Friday, Feb. 6, 2009
At nightfall, people at mid-northern latitudes can see the famous Belt of Orion – three stars in a short, straight row – about halfway between the southern horizon and straight overhead. Later at night, you’ll find Orion in the southwest.
Orion’s Belt lies midway between the Hunter’s two brightest luminaries: ruddy-hued Betelgeuse and blue-white Rigel (the lower right star on the chart).
Kids especially like Betelgeuse (BET-el-jews), because its name sounds so much like “beetle juice.” Perhaps kids like this star, too, because of its friendly grandfatherly presence. Betelgeuse’s ruddy complexion, as a matter of fact, indicates that our stellar friend is well into the autumn of its years. But Betelgeuse is no ordinary red star. It’s a magnificently rare, red supergiant. According to Professor Jim Kaler, there might be only one red supergiant star for every million or so stars in our Milky Way galaxy.

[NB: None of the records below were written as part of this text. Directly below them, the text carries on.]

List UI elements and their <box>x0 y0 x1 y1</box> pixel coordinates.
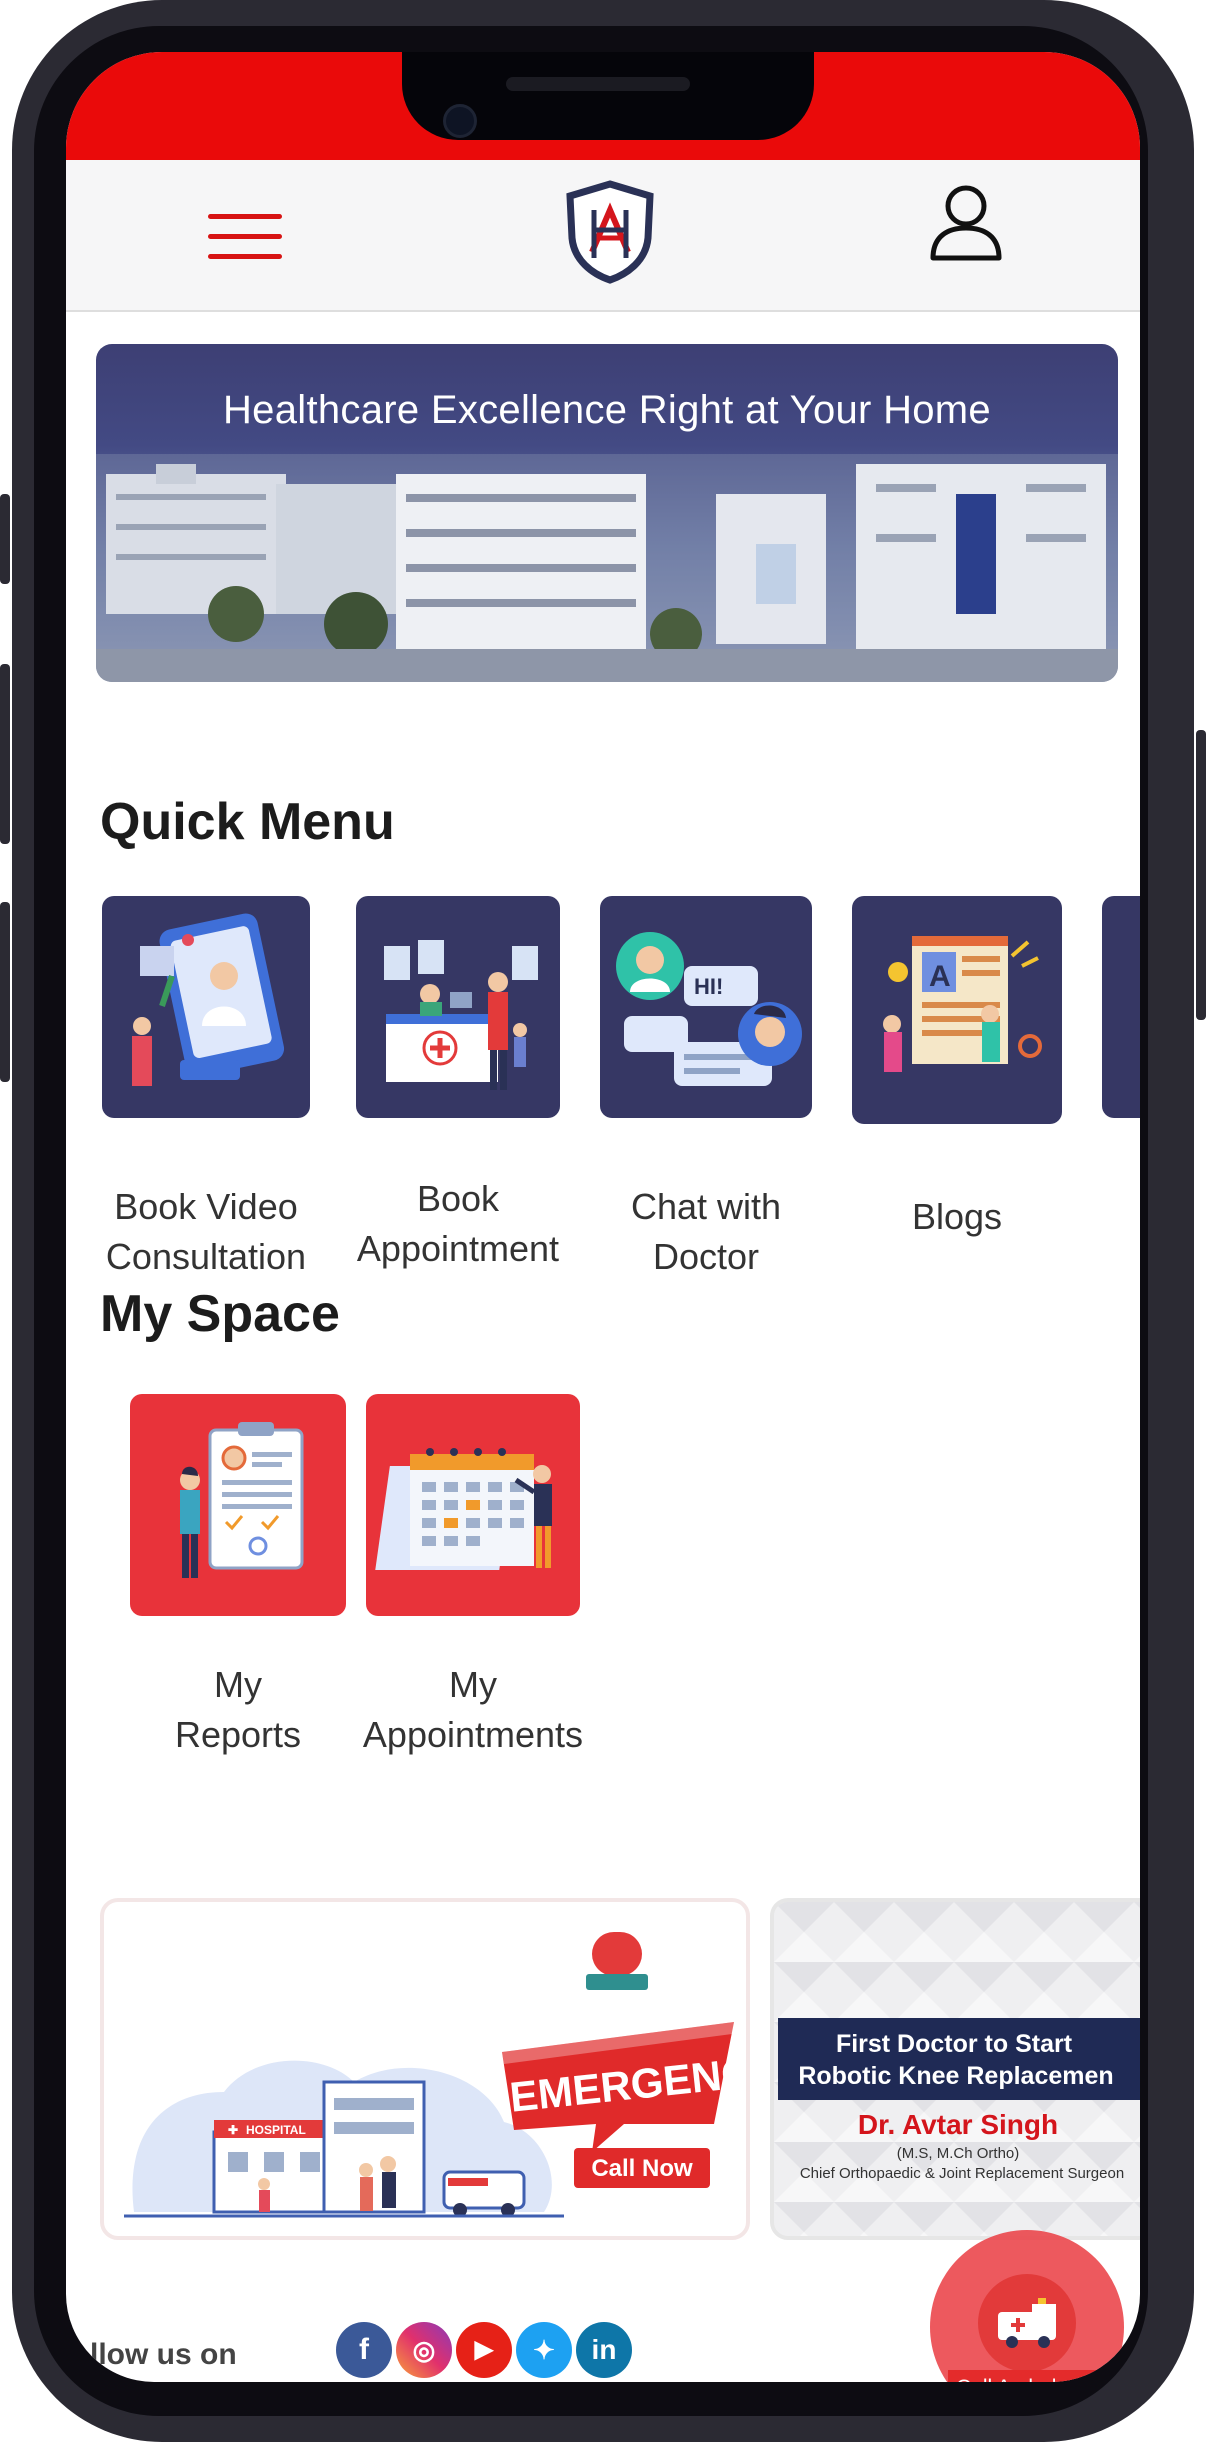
svg-text:(M.S, M.Ch Ortho): (M.S, M.Ch Ortho) <box>897 2145 1020 2162</box>
calendar-illustration <box>375 1448 552 1570</box>
svg-text:Chief Orthopaedic & Joint Repl: Chief Orthopaedic & Joint Replacement Su… <box>800 2165 1124 2182</box>
ambulance-icon <box>998 2298 1056 2348</box>
youtube-icon[interactable]: ▶ <box>456 2322 512 2378</box>
linkedin-icon[interactable]: in <box>576 2322 632 2378</box>
twitter-icon[interactable]: ✦ <box>516 2322 572 2378</box>
my-reports-tile[interactable] <box>130 1394 346 1616</box>
my-space-title: My Space <box>100 1285 340 1343</box>
ambulance-icon-circle <box>978 2274 1076 2372</box>
svg-text:Call Now: Call Now <box>591 2155 693 2182</box>
my-appointments-label: My Appointments <box>362 1664 584 1755</box>
book-appointment-tile[interactable] <box>356 896 560 1118</box>
book-appointment-label: Book Appointment <box>356 1178 560 1269</box>
banner-title: Healthcare Excellence Right at Your Home <box>223 388 991 432</box>
svg-text:Dr. Avtar Singh: Dr. Avtar Singh <box>858 2109 1058 2140</box>
hero-banner[interactable]: Healthcare Excellence Right at Your Home <box>96 344 1118 682</box>
my-appointments-tile[interactable] <box>366 1394 580 1616</box>
speaker <box>506 77 690 91</box>
book-video-consultation-tile[interactable] <box>102 896 310 1118</box>
book-video-consultation-label: Book Video Consultation <box>105 1186 307 1277</box>
follow-us-label: llow us on <box>90 2338 237 2371</box>
chat-with-doctor-tile[interactable]: HI! <box>600 896 812 1118</box>
hamburger-menu-icon[interactable] <box>208 214 282 260</box>
emergency-promo-card[interactable]: ✚ HOSPITAL EMERGENCY Call Now <box>100 1898 750 2240</box>
svg-text:A: A <box>929 960 951 993</box>
video-consultation-illustration <box>132 913 285 1086</box>
app-header <box>66 160 1140 312</box>
doctor-promo-card[interactable]: First Doctor to Start Robotic Knee Repla… <box>770 1898 1140 2240</box>
front-camera <box>443 104 477 138</box>
mute-switch <box>0 494 10 584</box>
emergency-illustration: ✚ HOSPITAL EMERGENCY Call Now <box>124 1932 746 2218</box>
app-screen: Healthcare Excellence Right at Your Home… <box>66 52 1140 2382</box>
blogs-label: Blogs <box>911 1196 1003 1237</box>
user-profile-icon[interactable] <box>928 182 1004 262</box>
chat-illustration: HI! <box>616 932 802 1086</box>
blogs-illustration: A <box>883 936 1042 1072</box>
reports-illustration <box>180 1422 304 1578</box>
notch <box>402 52 814 140</box>
chat-with-doctor-label: Chat with Doctor <box>630 1186 782 1277</box>
appointment-illustration <box>384 940 538 1090</box>
volume-up-button <box>0 664 10 844</box>
doctor-promo-graphic: First Doctor to Start Robotic Knee Repla… <box>774 1902 1140 2236</box>
blogs-tile[interactable]: A <box>852 896 1062 1124</box>
call-ambulance-label: Call Ambulan <box>948 2370 1140 2382</box>
my-reports-label: My Reports <box>174 1664 302 1755</box>
volume-down-button <box>0 902 10 1082</box>
svg-text:First Doctor to Start: First Doctor to Start <box>836 2030 1073 2058</box>
call-ambulance-button[interactable]: Call Ambulan <box>930 2230 1140 2382</box>
quick-menu-title: Quick Menu <box>100 793 395 851</box>
hospital-logo <box>566 180 654 284</box>
power-button <box>1196 730 1206 1020</box>
svg-text:✚: ✚ <box>228 2123 238 2137</box>
quick-menu-tile-partial[interactable] <box>1102 896 1140 1118</box>
svg-text:Robotic Knee Replacemen: Robotic Knee Replacemen <box>798 2062 1113 2090</box>
svg-text:HI!: HI! <box>694 974 723 999</box>
svg-text:HOSPITAL: HOSPITAL <box>246 2123 306 2137</box>
facebook-icon[interactable]: f <box>336 2322 392 2378</box>
instagram-icon[interactable]: ◎ <box>396 2322 452 2378</box>
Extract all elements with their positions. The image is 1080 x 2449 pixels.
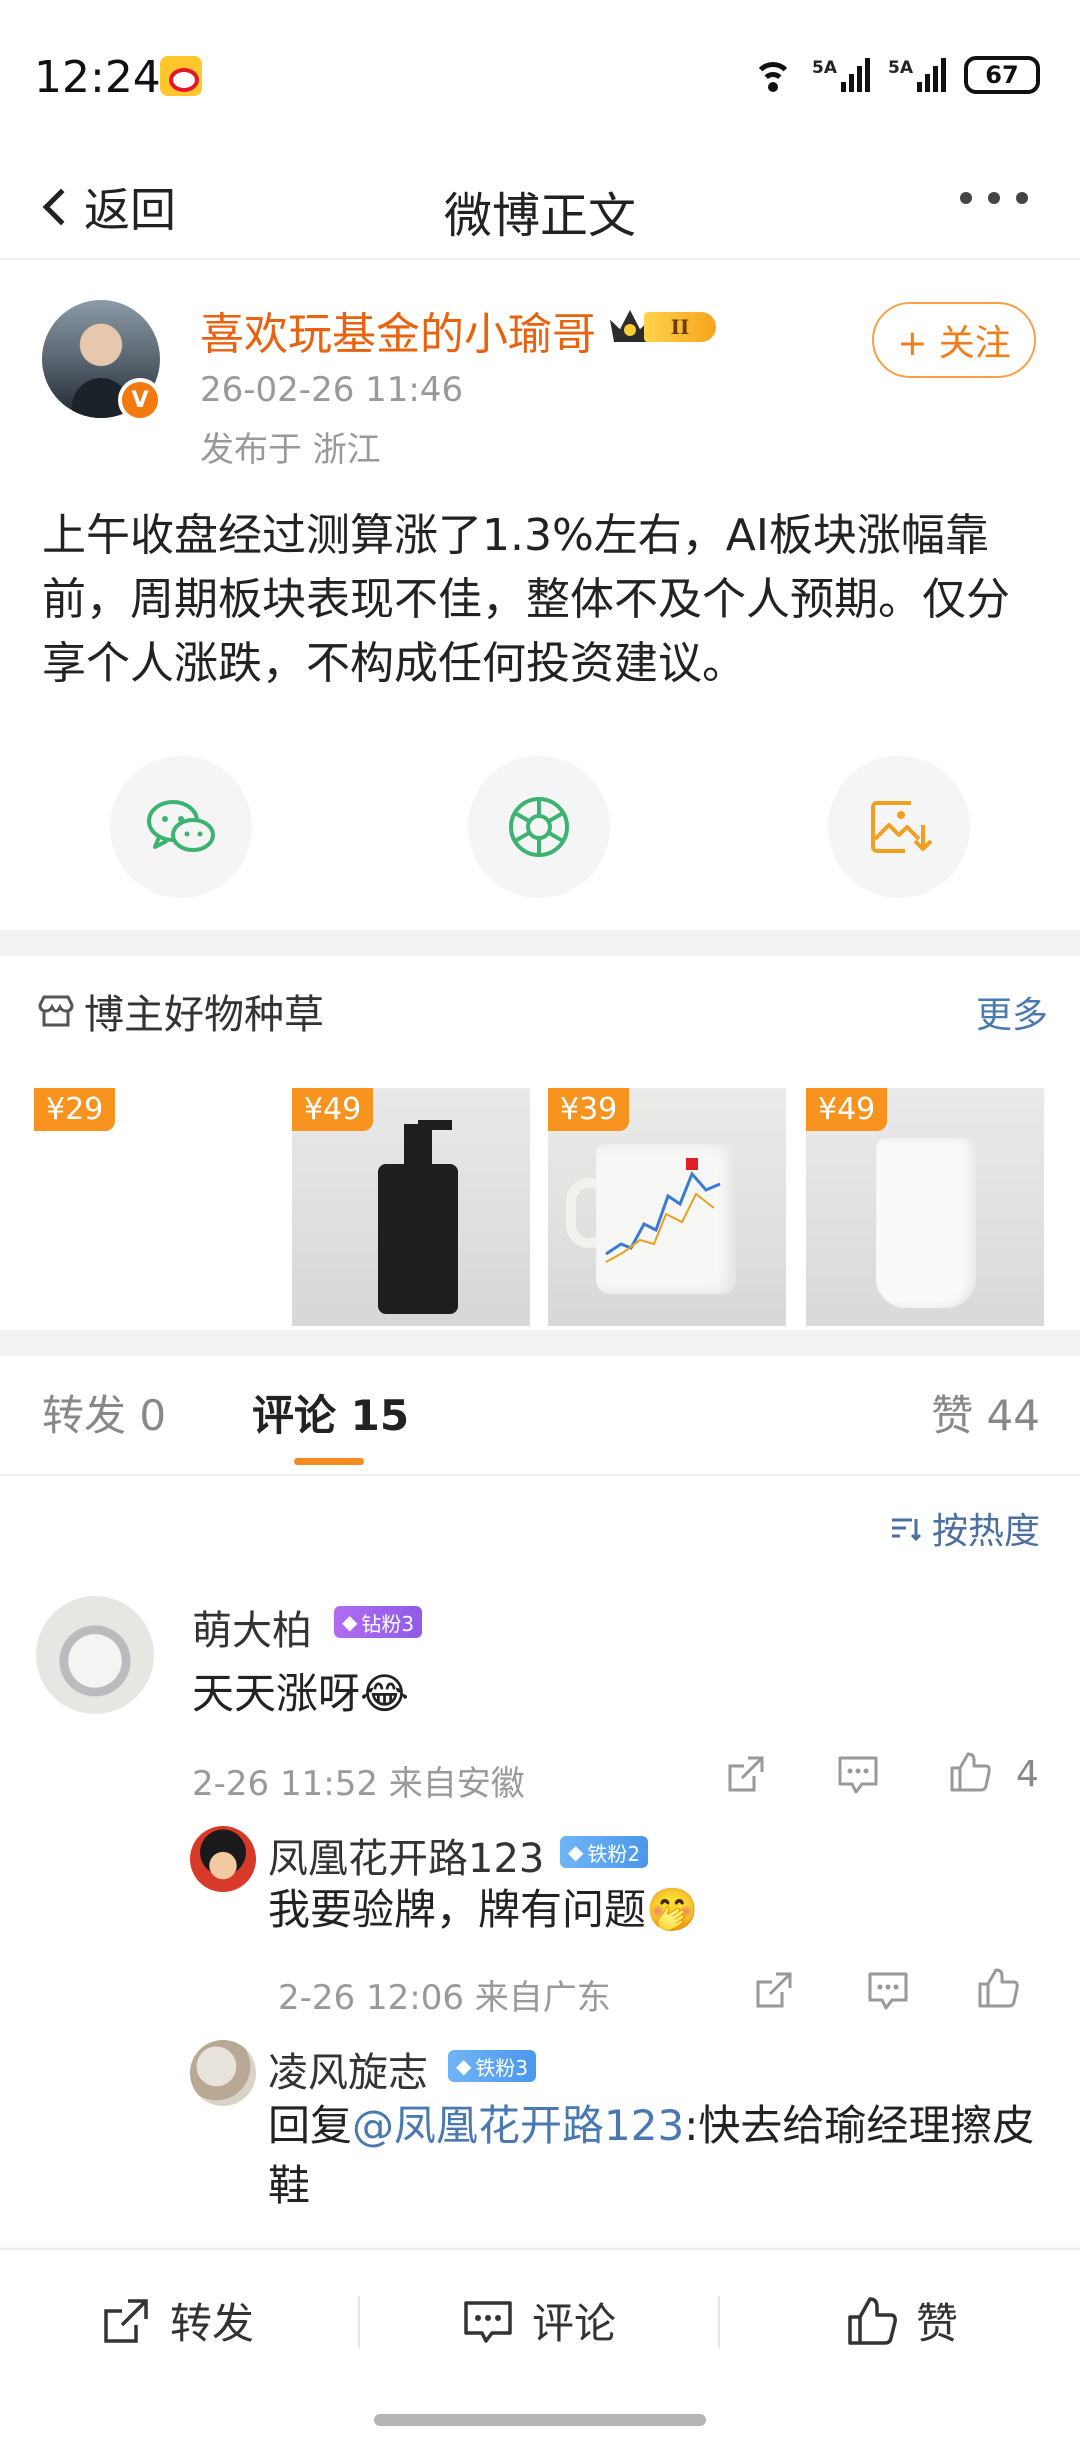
- system-icons: 5A 5A 67: [752, 56, 1040, 94]
- product-mug-image: [596, 1144, 736, 1294]
- thumbs-up-icon: [848, 2296, 897, 2345]
- signal-2-icon: 5A: [888, 58, 946, 92]
- fan-badge: ◆ 铁粉3: [448, 2050, 537, 2082]
- comment-icon: [868, 1972, 908, 2010]
- battery-icon: 67: [964, 56, 1040, 94]
- section-divider: [0, 1330, 1080, 1356]
- repost-comment-button[interactable]: [724, 1752, 768, 1796]
- share-icon: [756, 1972, 792, 2008]
- like-comment-button[interactable]: [976, 1966, 1020, 2010]
- commenter-name[interactable]: 萌大柏: [192, 1598, 312, 1656]
- signal-1-icon: 5A: [812, 58, 870, 92]
- thumbs-up-icon: [978, 1968, 1019, 2008]
- goods-price: ¥49: [806, 1088, 888, 1131]
- moments-icon: [509, 797, 569, 857]
- commenter-name[interactable]: 凌风旋志: [268, 2040, 428, 2098]
- mention-link[interactable]: @凤凰花开路123: [352, 2101, 684, 2150]
- tab-like[interactable]: 赞 44: [931, 1382, 1040, 1443]
- goods-price: ¥49: [292, 1088, 374, 1131]
- sort-icon: [891, 1518, 922, 1542]
- share-icon: [104, 2298, 148, 2343]
- page-title: 微博正文: [443, 188, 636, 244]
- comment-text: 我要验牌，牌有问题🤭: [268, 1885, 699, 1934]
- comment-meta: 2-26 11:52 来自安徽: [192, 1764, 525, 1804]
- commenter-avatar[interactable]: [190, 2040, 256, 2106]
- share-moments-button[interactable]: [468, 756, 610, 898]
- nav-bar: 返回 微博正文: [0, 150, 1080, 260]
- comment-like-count: 4: [1016, 1754, 1039, 1795]
- comment-icon: [838, 1756, 878, 1794]
- member-crown-icon[interactable]: II: [610, 306, 720, 346]
- goods-item[interactable]: ¥49: [292, 1088, 530, 1326]
- share-wechat-button[interactable]: [110, 756, 252, 898]
- diamond-icon: ◆: [456, 2054, 472, 2078]
- comment-icon: [464, 2300, 512, 2343]
- save-image-button[interactable]: [828, 756, 970, 898]
- product-bottle-image: [378, 1120, 458, 1314]
- active-tab-indicator: [294, 1458, 364, 1465]
- diamond-icon: ◆: [342, 1610, 358, 1634]
- wechat-icon: [147, 800, 215, 852]
- post-text: 上午收盘经过测算涨了1.3%左右，AI板块涨幅靠前，周期板块表现不佳，整体不及个…: [42, 510, 1010, 689]
- weibo-notification-icon: [160, 56, 202, 96]
- bottom-like-button[interactable]: 赞: [846, 2290, 958, 2351]
- fan-badge: ◆ 钻粉3: [334, 1606, 423, 1638]
- tab-repost[interactable]: 转发 0: [42, 1382, 166, 1443]
- status-bar: 12:24 5A 5A 67: [0, 0, 1080, 150]
- section-divider: [0, 930, 1080, 956]
- goods-section-title: 博主好物种草: [34, 982, 324, 1040]
- bottom-action-bar: 转发 评论 赞: [0, 2248, 1080, 2390]
- wifi-icon: [752, 58, 794, 92]
- sort-button[interactable]: 按热度: [888, 1502, 1040, 1554]
- verified-badge-icon: V: [118, 378, 162, 422]
- commenter-avatar[interactable]: [36, 1596, 154, 1714]
- comment-meta: 2-26 12:06 来自广东: [278, 1978, 611, 2018]
- goods-item[interactable]: ¥39: [548, 1088, 786, 1326]
- post-time: 26-02-26 11:46: [200, 370, 464, 410]
- post-location: 发布于 浙江: [200, 430, 381, 470]
- follow-button[interactable]: + 关注: [872, 302, 1036, 378]
- goods-item[interactable]: ¥49: [806, 1088, 1044, 1326]
- member-level: II: [644, 312, 716, 342]
- goods-price: ¥29: [34, 1088, 116, 1131]
- laughing-emoji: 😂: [360, 1669, 410, 1718]
- repost-comment-button[interactable]: [752, 1968, 796, 2012]
- bottom-comment-button[interactable]: 评论: [462, 2290, 616, 2351]
- reply-button[interactable]: [836, 1752, 880, 1796]
- shop-icon: [38, 995, 74, 1027]
- diamond-icon: ◆: [568, 1840, 584, 1864]
- reply-button[interactable]: [866, 1968, 910, 2012]
- goods-item[interactable]: ¥29: [34, 1088, 272, 1326]
- commenter-avatar[interactable]: [190, 1826, 256, 1892]
- comment-text: 天天涨呀😂: [192, 1669, 410, 1718]
- bottom-repost-button[interactable]: 转发: [100, 2290, 254, 2351]
- commenter-name[interactable]: 凤凰花开路123: [268, 1826, 544, 1884]
- smirk-emoji: 🤭: [646, 1885, 699, 1934]
- product-tube-image: [876, 1138, 976, 1308]
- like-comment-button[interactable]: [948, 1750, 992, 1794]
- more-options-button[interactable]: [960, 192, 1028, 204]
- share-icon: [728, 1756, 764, 1792]
- home-indicator[interactable]: [374, 2414, 706, 2426]
- fan-badge: ◆ 铁粉2: [560, 1836, 649, 1868]
- thumbs-up-icon: [950, 1752, 991, 1792]
- tab-comment[interactable]: 评论 15: [252, 1382, 409, 1443]
- author-name[interactable]: 喜欢玩基金的小瑜哥: [200, 298, 596, 362]
- status-time: 12:24: [34, 52, 161, 103]
- comment-text: 回复@凤凰花开路123:快去给瑜经理擦皮鞋: [268, 2101, 1035, 2210]
- save-image-icon: [871, 801, 933, 853]
- goods-price: ¥39: [548, 1088, 630, 1131]
- goods-more-link[interactable]: 更多: [976, 986, 1048, 1038]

By the way, at this time of year, Betelgeuse’s constellation – Orion the Hunter – ascends to its highest point in the heavens in the evening, symbolically reaching the height of his powers. As night passes – with Earth turning eastward under the stars – Orion has its inevitable “fall,” shifting into the southwestern sky by late evening. Orion slowly heads westward throughout the evening hours and will plunge beneath your western horizon in the wee hours after midnight.